In such cases, another optional parameter, called ``angle_slop`` provides a slightly different
accuracy/speed trade off than the one provided by ``bin_slop``.  It sets the maximum allowed
angular difference between the line connecting two cells to be accumulated and the lines connecting
any two of their consituent points.  If the line connecting some pair has a direction that is more
than ``angle_slop`` radians different from the cell pair direction, then the cells will be split
further, even if they would pass the ``bin_slop`` criterion.

This parameter allows one to use fairly large bins for shear (or other non-spin-0 complex field)
correlations and tune the accuracy of the projections without worrying that some pairs of cells
will have large projection errors because the range of separations for a pair of cells happen to
fit precisely into a single bin.


brute
^^^^^

Sometimes, it can be useful to force the code to do the full brute force calculation,
skipping all of the approximations that are inherent to the tree traversal algorithm.
This of course is much slower, but this option can be useful for testing purposes especially.
For instance, comparisons to brute force results have been invaluable in TreeCorr
development of the faster algorithms.  Some science cases also use comparison to brute
force results to confirm that they are not significantly impacted by using non-zero
``bin_slop``.

Setting ``brute = True`` is roughly equivalent to setting ``bin_slop = 0``.  However,
there is a distinction between these two cases.
Internally, the former will *always* traverse the tree all the way to the leaves.  So
every pair will be calculated individually.  This really is the brute force calculation.

However, ``bin_slop = 0`` will allow for the traversal to stop early if all possible pairs in a
given pair of cells fall into the same bin.  This can be quite a large speedup in some cases.
And especially for NN correlations, there is no disadvantage to doing so.

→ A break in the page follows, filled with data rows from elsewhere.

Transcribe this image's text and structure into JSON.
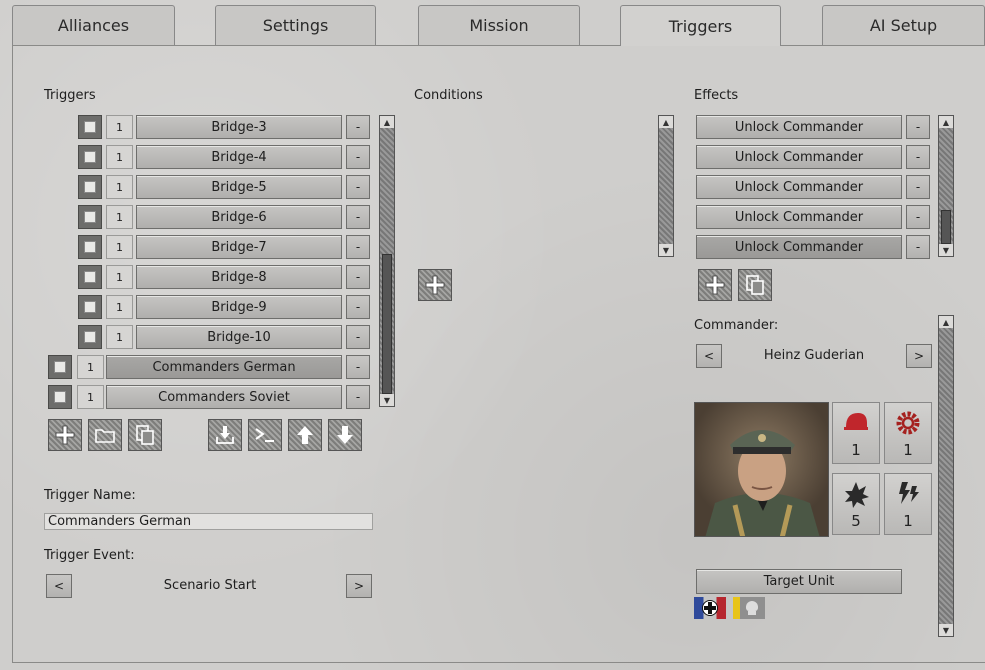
{
  "tabs": [
    {
      "label": "Alliances",
      "active": false
    },
    {
      "label": "Settings",
      "active": false
    },
    {
      "label": "Mission",
      "active": false
    },
    {
      "label": "Triggers",
      "active": true
    },
    {
      "label": "AI Setup",
      "active": false
    }
  ],
  "triggers": {
    "heading": "Triggers",
    "rows": [
      {
        "count": "1",
        "name": "Bridge-3",
        "remove": "-"
      },
      {
        "count": "1",
        "name": "Bridge-4",
        "remove": "-"
      },
      {
        "count": "1",
        "name": "Bridge-5",
        "remove": "-"
      },
      {
        "count": "1",
        "name": "Bridge-6",
        "remove": "-"
      },
      {
        "count": "1",
        "name": "Bridge-7",
        "remove": "-"
      },
      {
        "count": "1",
        "name": "Bridge-8",
        "remove": "-"
      },
      {
        "count": "1",
        "name": "Bridge-9",
        "remove": "-"
      },
      {
        "count": "1",
        "name": "Bridge-10",
        "remove": "-"
      },
      {
        "count": "1",
        "name": "Commanders German",
        "remove": "-",
        "selected": true
      },
      {
        "count": "1",
        "name": "Commanders Soviet",
        "remove": "-"
      }
    ],
    "toolbar": [
      "add-icon",
      "folder-icon",
      "copy-icon",
      "import-icon",
      "console-icon",
      "arrow-up-icon",
      "arrow-down-icon"
    ]
  },
  "trigger_name": {
    "label": "Trigger Name:",
    "value": "Commanders German"
  },
  "trigger_event": {
    "label": "Trigger Event:",
    "value": "Scenario Start",
    "prev": "<",
    "next": ">"
  },
  "conditions": {
    "heading": "Conditions"
  },
  "effects": {
    "heading": "Effects",
    "rows": [
      {
        "name": "Unlock Commander",
        "remove": "-"
      },
      {
        "name": "Unlock Commander",
        "remove": "-"
      },
      {
        "name": "Unlock Commander",
        "remove": "-"
      },
      {
        "name": "Unlock Commander",
        "remove": "-"
      },
      {
        "name": "Unlock Commander",
        "remove": "-",
        "selected": true
      }
    ]
  },
  "commander": {
    "label": "Commander:",
    "name": "Heinz Guderian",
    "prev": "<",
    "next": ">",
    "stats": [
      {
        "icon": "helmet-icon",
        "value": "1",
        "color": "#c0262c"
      },
      {
        "icon": "gear-icon",
        "value": "1",
        "color": "#a5211f"
      },
      {
        "icon": "explosion-icon",
        "value": "5",
        "color": "#2a2a2a"
      },
      {
        "icon": "lightning-icon",
        "value": "1",
        "color": "#2a2a2a"
      }
    ],
    "target_button": "Target Unit",
    "flags": [
      "german-cross-flag",
      "axis-skull-flag"
    ]
  }
}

For shear correlations, there can be a slight difference between using ``bin_slop = 0`` and
``brute = True`` because the shear projections won't be precisely equal in the two cases.
Shear correlations require parallel transporting the shear values to the centers of
the cells, and then when accumulating pairs, the shears are projected onto the line joining
the two points.  Both of these lead to slight differences in the results of a ``bin_slop = 0``
calculation compared to the true brute force calculation.
If the difference is seen to matter for you, then the above ``angle_slop`` parameter can be used
to increase the accuracy of the projections, separate from the ``bin_slop`` considerations.

Additionally, there is one other way to use the ``brute`` parameter.  If you set
``brute`` to 1 or 2, rather than True or False, then the forced traversal to the
leaf cells will only apply to ``cat1`` or ``cat2`` respectively.  The cells for the other
catalog will use the normal criterion based on the ``bin_slop`` and ``angle_slop`` parameters
to decide whether it is acceptable to use a non-leaf cell or to continue traversing the tree.